Internationalmedia.co.id melaporkan penangkapan dan deportasi seorang bos geng kejahatan terorganisir asal China yang buron, menjadi sorotan kerjasama internasional dalam pemberantasan kejahatan lintas negara. Dai Qisheng, pemimpin geng yang terkenal kekejamannya, berhasil dibekuk di Abuja, ibukota Nigeria, pada 8 Agustus lalu. Operasi gabungan Interpol dan Kepolisian Nigeria ini disebut sebagai pencapaian monumental dalam perang melawan kejahatan transnasional.
Pria yang menjadi buronan di Provinsi Guizhou, China, ini kabur pada 2024 setelah dikeluarkannya surat perintah penangkapan atas keterlibatannya dalam kejahatan kekerasan terorganisir.
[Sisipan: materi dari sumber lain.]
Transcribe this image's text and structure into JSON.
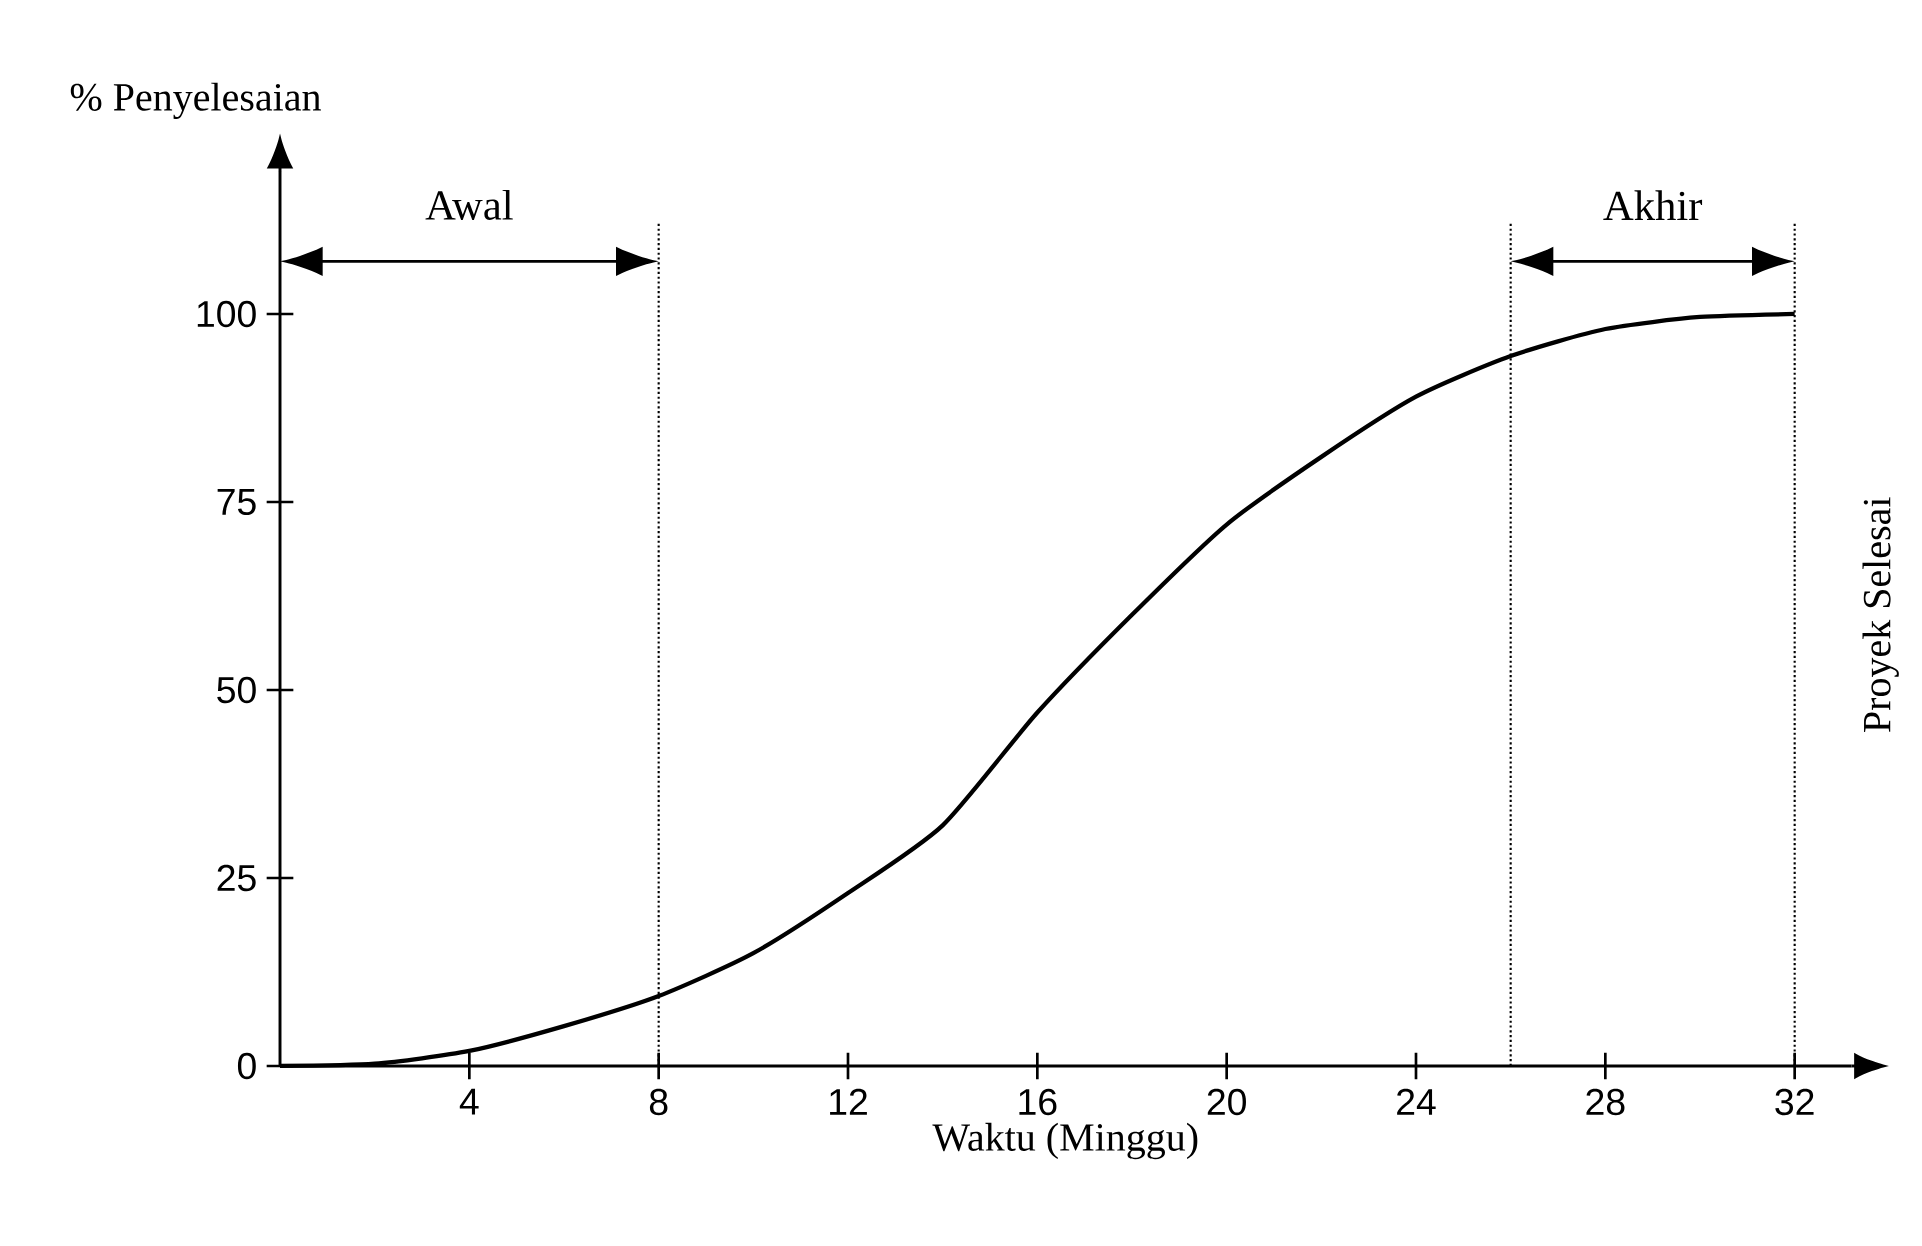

Informasi dari pernyataan polisi Nigeria yang dirilis Senin (25/8), menyebutkan Dai Qisheng diekstradisi ke China pada 15 Agustus sebagai bentuk kerjasama antar kepolisian. Penangkapannya merupakan bukti nyata komitmen internasional dalam memburu pelaku kejahatan lintas batas.

Deportasi Dai Qisheng bukan satu-satunya kasus. Nigeria juga mendeportasi 102 warga negara asing lainnya, termasuk 60 warga negara China yang terlibat kasus "terorisme siber dan penipuan internet" sejak tanggal yang sama. Juru bicara Kementerian Luar Negeri China, Mao Ning, menyatakan dukungan negaranya terhadap upaya Nigeria dalam memberantas kejahatan dan menegaskan komitmen warga negara China untuk mematuhi hukum setempat. Kasus ini menunjukkan peningkatan kerjasama internasional dalam menghadapi kejahatan terorganisir yang semakin canggih dan lintas negara.